7.13. Pixel formats¶

The final stage of the ISP pipeline packs each pixel into a particular byte layout in memory. The format chosen trades off image quality, memory size, and how downstream code reads the bytes back out. A handful of formats dominate.

7.13.1. RAW (Bayer)¶

The default output is raw Bayer – the same one-channel- per-pixel mosaic the sensor produces. One byte per pixel, laid out in the Bayer pattern: red and green alternating on even rows, green and blue alternating on odd rows. No debayering has been applied, so each cell still holds only the value its colour filter passed through.

Raw Bayer is one third the memory of a finished three-channel RGB image – one byte per pixel versus three – and no ISP cycles have been spent debayering or converting it. The cost is that user code has to do the debayering itself before any colour-aware processing can run.

7.13.2. RGB888¶

RGB888 is the natural finished format for a colour image: three bytes per pixel, one each for the red, green, and blue channels at 8 bits per channel. Twenty-four bits per pixel and just under seventeen million distinct colours.

RGB888 is the conceptual reference for finished colour images and most off-board software speaks it. On embedded hardware its main drawback is the 24-bit pixel size – not a multiple of the processor’s word size, awkward for memory alignment, and 50% bigger than the next format down.

7.13.3. RGB565¶

RGB565 packs each pixel into two bytes: five bits of red, six bits of green, five bits of blue. The extra green bit reflects the eye’s higher sensitivity to green, and it matches the green channel’s double weight in the Bayer pattern.

RGB565 is the default colour format on the OpenMV Cam. Two bytes per pixel is 16-bit aligned, which fits the MCU’s natural data widths – pixel loads, stores, and arithmetic all run at full speed, and many operations can process a pair of pixels at once. RGB888’s 24-bit pixels do not line up that way and pay a cost on every access. The 33-percent memory saving over RGB888 also adds up: QVGA (320 x 240) is 150 KB in RGB565 against 225 KB in RGB888, and the gap grows with resolution.

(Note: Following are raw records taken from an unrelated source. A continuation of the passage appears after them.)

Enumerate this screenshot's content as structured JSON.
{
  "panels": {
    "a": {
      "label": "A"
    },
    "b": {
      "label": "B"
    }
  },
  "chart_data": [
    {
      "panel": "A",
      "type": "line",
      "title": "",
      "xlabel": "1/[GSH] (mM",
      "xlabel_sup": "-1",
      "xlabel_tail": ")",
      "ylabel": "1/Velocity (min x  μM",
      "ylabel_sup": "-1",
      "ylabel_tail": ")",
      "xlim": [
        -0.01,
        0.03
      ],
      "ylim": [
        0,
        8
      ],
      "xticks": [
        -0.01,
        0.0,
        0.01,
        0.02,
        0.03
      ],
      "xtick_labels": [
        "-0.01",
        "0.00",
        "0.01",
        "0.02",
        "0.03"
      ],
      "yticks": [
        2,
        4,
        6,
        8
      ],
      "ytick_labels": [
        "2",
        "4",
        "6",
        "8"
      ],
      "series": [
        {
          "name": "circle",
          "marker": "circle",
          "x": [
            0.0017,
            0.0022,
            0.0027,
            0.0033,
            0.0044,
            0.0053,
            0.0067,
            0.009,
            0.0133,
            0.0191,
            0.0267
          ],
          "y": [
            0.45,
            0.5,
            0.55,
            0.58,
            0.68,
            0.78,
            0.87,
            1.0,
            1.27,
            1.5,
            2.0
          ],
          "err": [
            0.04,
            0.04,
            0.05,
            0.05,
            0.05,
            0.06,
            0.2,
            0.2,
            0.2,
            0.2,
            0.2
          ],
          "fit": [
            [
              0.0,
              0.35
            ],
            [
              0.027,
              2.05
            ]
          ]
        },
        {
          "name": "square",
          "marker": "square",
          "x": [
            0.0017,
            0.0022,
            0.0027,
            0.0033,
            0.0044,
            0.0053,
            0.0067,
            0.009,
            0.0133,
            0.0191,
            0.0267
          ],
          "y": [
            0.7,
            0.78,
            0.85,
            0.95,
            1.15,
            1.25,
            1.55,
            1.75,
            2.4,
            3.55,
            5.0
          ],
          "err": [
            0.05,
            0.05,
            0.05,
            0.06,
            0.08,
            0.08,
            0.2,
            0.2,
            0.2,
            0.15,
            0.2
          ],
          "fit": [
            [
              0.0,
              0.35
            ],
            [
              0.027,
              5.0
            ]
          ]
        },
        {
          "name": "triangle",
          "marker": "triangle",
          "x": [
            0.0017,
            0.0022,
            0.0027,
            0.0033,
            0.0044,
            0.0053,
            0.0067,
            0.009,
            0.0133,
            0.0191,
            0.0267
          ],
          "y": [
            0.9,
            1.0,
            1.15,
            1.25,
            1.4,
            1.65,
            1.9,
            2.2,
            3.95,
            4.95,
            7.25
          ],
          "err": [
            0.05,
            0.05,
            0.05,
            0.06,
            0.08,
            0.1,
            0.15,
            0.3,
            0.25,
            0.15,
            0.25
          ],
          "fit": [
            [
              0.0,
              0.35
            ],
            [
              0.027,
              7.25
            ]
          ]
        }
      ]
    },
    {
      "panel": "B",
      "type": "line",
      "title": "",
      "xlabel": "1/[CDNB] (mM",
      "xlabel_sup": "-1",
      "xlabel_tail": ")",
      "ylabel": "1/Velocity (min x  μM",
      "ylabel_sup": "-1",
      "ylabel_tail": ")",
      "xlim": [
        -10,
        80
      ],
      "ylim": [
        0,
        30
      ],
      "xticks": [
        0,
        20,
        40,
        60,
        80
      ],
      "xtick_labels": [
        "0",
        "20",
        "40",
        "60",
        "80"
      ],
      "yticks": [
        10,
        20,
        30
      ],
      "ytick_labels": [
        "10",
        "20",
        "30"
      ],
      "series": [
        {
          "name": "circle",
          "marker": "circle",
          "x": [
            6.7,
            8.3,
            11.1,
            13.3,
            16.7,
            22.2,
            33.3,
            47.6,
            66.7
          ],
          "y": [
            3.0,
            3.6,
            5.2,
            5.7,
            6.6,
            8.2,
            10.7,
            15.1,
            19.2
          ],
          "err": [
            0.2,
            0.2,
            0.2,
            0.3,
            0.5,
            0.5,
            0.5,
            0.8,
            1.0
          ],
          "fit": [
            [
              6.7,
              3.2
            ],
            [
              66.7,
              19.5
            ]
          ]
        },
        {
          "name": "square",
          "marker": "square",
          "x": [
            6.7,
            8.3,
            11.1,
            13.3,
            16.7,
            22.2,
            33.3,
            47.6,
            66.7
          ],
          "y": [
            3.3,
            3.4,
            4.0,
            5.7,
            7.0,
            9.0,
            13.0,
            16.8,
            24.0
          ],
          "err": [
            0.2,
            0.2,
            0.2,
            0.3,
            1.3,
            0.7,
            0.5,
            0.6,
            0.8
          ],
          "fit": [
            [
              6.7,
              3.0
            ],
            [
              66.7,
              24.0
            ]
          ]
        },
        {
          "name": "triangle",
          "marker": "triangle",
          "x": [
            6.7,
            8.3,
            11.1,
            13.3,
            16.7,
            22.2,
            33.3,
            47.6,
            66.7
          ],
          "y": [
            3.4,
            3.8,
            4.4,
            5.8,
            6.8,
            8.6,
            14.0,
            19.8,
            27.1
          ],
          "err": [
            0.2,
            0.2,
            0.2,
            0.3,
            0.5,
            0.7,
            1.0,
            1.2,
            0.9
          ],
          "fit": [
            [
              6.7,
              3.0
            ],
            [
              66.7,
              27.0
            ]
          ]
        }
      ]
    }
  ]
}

The trade-off is 65 thousand distinct colours instead of seventeen million. For most machine-vision tasks the difference is invisible, because the algorithms reduce the frame to thresholded or edge-detected representations that drop most of the colour detail anyway. For human viewing the missing bits show up as faint banding in smooth colour gradients but not as anything the eye flags immediately.

7.13.4. YUV422¶

YUV422 splits each pixel’s colour into a luminance value (Y) and two chrominance values (U and V), and then subsamples the chrominance because human vision is much less sensitive to colour variation than to brightness variation. Each pixel carries its own Y, but adjacent pixel pairs share one U and one V. The byte layout for each pair is four bytes – Y0, U, Y1, V – which works out to two bytes per pixel on average, identical to RGB565.

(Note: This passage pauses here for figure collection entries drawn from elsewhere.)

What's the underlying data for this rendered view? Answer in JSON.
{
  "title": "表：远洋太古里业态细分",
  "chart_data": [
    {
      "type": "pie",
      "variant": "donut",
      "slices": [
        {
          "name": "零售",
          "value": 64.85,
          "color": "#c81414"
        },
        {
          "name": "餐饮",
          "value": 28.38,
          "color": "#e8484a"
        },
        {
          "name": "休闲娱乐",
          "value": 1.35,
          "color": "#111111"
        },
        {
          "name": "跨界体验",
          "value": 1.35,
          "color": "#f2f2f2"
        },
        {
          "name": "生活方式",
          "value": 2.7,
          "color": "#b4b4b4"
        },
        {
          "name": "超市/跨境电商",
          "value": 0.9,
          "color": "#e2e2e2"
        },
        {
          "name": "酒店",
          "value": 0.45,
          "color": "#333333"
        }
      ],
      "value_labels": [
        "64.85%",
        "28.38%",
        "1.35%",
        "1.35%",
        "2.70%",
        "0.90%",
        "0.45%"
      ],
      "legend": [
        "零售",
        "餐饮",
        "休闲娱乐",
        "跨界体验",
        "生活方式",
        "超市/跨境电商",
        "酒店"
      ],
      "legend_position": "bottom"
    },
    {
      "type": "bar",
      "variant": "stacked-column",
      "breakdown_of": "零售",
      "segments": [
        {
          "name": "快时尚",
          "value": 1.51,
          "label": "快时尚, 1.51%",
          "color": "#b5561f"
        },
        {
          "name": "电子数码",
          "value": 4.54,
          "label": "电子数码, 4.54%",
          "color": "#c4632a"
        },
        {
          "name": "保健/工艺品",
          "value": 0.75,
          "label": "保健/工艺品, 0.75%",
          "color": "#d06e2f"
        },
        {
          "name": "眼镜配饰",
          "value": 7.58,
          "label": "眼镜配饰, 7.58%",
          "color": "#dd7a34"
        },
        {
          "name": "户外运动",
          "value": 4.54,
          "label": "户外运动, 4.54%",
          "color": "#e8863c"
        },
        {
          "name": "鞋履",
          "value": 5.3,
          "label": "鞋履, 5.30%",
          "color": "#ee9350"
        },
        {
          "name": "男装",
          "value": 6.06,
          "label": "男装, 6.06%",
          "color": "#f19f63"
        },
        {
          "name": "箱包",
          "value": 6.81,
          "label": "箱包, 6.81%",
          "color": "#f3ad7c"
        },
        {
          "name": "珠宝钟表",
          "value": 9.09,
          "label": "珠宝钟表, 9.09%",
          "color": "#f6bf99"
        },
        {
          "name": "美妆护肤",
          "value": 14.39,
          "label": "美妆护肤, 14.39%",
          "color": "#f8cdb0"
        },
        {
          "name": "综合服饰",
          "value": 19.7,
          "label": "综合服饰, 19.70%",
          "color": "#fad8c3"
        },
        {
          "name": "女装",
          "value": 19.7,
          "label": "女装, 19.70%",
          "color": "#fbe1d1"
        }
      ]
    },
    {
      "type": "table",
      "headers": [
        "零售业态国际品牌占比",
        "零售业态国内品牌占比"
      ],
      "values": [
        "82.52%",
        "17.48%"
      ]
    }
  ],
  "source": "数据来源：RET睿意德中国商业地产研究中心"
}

The two bytes mean different things from RGB565’s though. The Y channel alone is a ready-to-use 8-bit grayscale image, which is what most classical machine-vision algorithms (edge detection, template matching, blob analysis) actually consume; the U and V channels carry the colour information for the small number of algorithms that need it.

YUV422 is the right choice when the pipeline needs both – an early-stage algorithm that reads only Y followed by a later stage that uses the chroma for finer colour decisions – because the Y values are sitting right there ready to use without a colour-space conversion.

7.13.5. Grayscale¶

Grayscale is one byte per pixel: the luminance value only, no colour at all. It is the smallest finished format – half the size of RGB565 and YUV422, one-third the size of RGB888.

Most classical machine-vision algorithms work on grayscale anyway, so dropping the colour channel directly out of the sensor is often the simplest and most memory-efficient choice. Edge detection, line-finding, blob analysis, QR-code decoding, template matching, and AprilTag detection all run on grayscale and benefit from the smaller buffer.

7.13.6. Other formats¶

A few formats the OpenMV Cam can produce do not come out of the ISP pipeline as part of the normal flow.

BINARY is one bit per pixel – the smallest possible representation. Used for thresholded images, mask buffers, and the output of any operation that distinguishes only between match and no-match at each pixel.

JPEG is a compressed colour format. Some sensors include an on-chip JPEG encoder and can deliver JPEG-compressed frames directly; for sensors without one, the MCU runs a JPEG encoder over a finished RGB or grayscale frame after the ISP. Either way the output is a JPEG bitstream, useful for saving frames to storage or sending them over a bandwidth-limited link.

PNG is a lossless compressed format. Sensors do not produce PNG directly; the MCU compresses a finished RGB or grayscale frame on demand. Useful when bandwidth or storage matters but the lossy compression JPEG applies would discard information the application later needs.